Lifestyle

Dog lovers explore Carnation's new off-leash park

Welcoming pets and owners, Ann Estrin-Wassink breaks the ribbon at Carnation
Welcoming pets and owners, Ann Estrin-Wassink breaks the ribbon at Carnation's off-leash dog park.
— image credit: Carol Ladwig / Snoqualmie Valley Record

Carnation dog-lovers gathered Wednesday, July 27, in a celebration of dogs, their humans, and small-town community spirit. They came to cut the ribbon to the city's new off-leash dog park, or rather to watch a handful of dogs lick the peanut-butter-covered ribbon instead of chewing through it.

Finally, Ann Estrin-Wassink, who led the dog park project, decided to break the ribbon and let the dogs into the eight-acre park next to the city's wastewater treatment plant and vacuum station.

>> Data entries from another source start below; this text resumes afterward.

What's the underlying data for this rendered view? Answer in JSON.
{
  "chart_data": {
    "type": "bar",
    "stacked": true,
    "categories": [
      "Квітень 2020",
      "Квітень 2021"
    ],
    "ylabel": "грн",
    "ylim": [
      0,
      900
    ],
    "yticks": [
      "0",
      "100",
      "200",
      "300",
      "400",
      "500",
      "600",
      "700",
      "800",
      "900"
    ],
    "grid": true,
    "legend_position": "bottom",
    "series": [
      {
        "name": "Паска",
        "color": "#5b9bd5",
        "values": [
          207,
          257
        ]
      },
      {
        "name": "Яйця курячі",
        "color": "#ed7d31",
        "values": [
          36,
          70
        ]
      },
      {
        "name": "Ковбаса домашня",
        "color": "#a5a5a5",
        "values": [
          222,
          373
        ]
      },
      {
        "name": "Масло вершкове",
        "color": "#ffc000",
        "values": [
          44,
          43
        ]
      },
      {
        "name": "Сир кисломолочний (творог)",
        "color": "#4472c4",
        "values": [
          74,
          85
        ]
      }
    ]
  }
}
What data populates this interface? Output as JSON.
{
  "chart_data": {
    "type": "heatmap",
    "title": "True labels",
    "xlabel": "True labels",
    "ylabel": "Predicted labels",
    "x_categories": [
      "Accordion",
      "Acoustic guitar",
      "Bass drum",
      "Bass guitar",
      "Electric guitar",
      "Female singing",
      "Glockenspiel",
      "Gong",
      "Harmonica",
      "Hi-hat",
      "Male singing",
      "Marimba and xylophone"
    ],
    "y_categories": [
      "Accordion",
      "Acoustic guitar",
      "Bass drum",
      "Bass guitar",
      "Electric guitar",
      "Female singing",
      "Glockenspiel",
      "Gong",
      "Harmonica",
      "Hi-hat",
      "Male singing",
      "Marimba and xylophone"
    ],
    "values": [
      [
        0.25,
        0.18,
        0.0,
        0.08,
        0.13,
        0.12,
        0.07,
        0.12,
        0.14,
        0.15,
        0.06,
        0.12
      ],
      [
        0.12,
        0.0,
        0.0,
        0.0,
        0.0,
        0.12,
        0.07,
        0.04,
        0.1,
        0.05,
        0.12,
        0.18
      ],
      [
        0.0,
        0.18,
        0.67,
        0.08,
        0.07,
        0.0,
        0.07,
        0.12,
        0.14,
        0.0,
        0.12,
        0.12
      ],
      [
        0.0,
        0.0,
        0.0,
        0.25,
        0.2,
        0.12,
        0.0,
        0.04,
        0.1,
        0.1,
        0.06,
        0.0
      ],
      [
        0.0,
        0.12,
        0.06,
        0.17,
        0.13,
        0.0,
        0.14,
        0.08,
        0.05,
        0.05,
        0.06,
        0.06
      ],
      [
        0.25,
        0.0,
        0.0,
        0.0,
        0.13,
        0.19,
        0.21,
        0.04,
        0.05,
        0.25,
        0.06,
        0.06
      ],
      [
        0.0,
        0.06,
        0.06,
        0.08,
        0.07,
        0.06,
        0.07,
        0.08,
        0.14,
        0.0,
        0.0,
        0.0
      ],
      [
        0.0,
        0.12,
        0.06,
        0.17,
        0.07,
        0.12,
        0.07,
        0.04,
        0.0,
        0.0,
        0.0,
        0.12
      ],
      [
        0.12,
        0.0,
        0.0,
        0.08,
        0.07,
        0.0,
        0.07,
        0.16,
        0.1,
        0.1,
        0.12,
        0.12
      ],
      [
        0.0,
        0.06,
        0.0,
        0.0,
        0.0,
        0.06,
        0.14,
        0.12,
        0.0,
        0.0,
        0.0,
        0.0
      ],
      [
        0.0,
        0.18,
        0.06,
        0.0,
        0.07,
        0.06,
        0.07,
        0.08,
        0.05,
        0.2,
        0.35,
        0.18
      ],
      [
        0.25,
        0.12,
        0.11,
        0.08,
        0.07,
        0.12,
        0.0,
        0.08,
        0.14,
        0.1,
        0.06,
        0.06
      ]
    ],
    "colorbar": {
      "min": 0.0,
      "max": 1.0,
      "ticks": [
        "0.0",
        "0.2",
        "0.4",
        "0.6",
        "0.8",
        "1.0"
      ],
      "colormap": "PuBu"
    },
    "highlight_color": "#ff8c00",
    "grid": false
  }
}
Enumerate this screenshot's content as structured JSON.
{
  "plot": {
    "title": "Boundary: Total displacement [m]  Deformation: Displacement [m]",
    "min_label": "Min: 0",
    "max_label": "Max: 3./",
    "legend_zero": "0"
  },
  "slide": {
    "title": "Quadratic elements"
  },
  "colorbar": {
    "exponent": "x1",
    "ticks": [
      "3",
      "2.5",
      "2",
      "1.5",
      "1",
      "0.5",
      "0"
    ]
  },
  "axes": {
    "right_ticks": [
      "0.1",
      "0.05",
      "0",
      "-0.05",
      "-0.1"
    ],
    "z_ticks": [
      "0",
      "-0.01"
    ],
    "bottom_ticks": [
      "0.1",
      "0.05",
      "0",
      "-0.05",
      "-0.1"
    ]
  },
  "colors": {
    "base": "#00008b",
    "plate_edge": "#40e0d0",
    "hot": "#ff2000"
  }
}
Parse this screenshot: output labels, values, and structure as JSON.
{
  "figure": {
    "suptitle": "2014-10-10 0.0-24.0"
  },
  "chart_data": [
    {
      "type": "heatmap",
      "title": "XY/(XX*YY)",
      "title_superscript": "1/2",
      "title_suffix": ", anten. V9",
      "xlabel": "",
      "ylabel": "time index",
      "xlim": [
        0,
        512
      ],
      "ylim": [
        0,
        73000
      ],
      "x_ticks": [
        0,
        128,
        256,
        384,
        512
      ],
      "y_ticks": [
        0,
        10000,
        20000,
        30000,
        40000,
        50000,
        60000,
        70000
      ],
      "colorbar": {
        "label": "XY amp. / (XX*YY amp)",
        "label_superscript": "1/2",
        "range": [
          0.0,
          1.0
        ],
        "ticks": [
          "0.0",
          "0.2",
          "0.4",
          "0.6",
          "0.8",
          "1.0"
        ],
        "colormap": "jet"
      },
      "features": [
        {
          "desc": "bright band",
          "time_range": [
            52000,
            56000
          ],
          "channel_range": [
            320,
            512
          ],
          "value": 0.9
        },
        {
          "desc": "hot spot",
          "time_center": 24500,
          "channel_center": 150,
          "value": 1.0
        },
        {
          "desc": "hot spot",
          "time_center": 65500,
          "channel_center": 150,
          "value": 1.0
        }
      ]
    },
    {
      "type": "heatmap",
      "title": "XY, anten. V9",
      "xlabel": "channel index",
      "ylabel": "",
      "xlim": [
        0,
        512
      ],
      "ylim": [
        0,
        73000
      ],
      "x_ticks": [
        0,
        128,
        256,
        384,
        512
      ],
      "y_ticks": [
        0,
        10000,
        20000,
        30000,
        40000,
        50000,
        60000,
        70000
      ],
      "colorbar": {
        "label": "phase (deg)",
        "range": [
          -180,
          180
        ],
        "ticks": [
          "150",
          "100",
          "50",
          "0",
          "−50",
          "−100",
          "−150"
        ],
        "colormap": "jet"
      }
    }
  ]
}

Then the festivities and the tail-wagging began in earnest.

It was fitting that Estrin-Wassink did the honors, since she is largely responsible for making the park happen, entirely through volunteer efforts and donations. The Carnation business woman approached the city council in May with the idea of developing the city's unused land into a dog park, and found the volunteers and donations to support the idea.

Estrin-Wassink gave a brief speech thanking all of the people who contributed to the project, including:

• Jamie Clendenen, owner of screen-printing company InkGrotto, who donated the materials and made the sign at the main gate. He knew Estrin-Wassink because her business, Carnation Corners, was displaying some of his wife's work, and when she asked him to help, he said "Absolutely! Why wouldn't I?"

• Hal Hopkins, owner of Artistic Fence Company, who donated the fencing to completely enclose the park, along with his time, and his employee, David Row. Most of the park was already fenced by adjoining properties, so Hopkins estimates he provided about 300 lineal feet of fencing, almost all of it salvaged from previous fencing jobs. He and Row volunteered about 3 days of their time to complete the fence and build the two gates, on Wesley Larson Avenue, and on the trail connecting Tolt Mac-Donald Park and Entwistle Street. "It was a pleasure to do it," Hopkins said.

• Ace Hardware owners Bob and Ron Cox, who supplied the project's miscellaneous needs. "Bob here has just donated anything we asked for," said Estrin-Wassink.

• Kirsten Lints, owner of Gardens Alive Design, who gave the park a proposal for landscape design, for a future volunteer project;

• Collienne and Mike Becker, Carnation business owners who provided the dispenser for waste clean-up bags;

• Carnation Market/IGA, which donated the clean-up bags;

• City Manager Ken Carter and Todd Black, who gave Estrin-Wassink instruction, guidance, and information;

• The Carnation Chamber of Commerce, Carnation City Council, and Mayor Lee Grumman for their support of the park.

"This was such a great project, I have had no opposition whatsoever, and I really appreciate that," Estrin-Wassink said.

The council approved the temporary use of the city-owned land as an off-leash dog park at its June 21 meeting, in what several council members called a win all-around. No city funding was used to create the park, and ongoing maintenance costs are not expected to change significantly.

"We've had this land vacant for a while, and we've tried to think of ways to use it," Mayor Grumman said as she watched some 30 dogs and their people enjoying the park. "It's just so nice to have this land being used."

Since the park is officially only a temporary use, the sign and fencing were constructed to be easily taken apart, but now that the park is open, many think it would be difficult for the city to decide to take it back.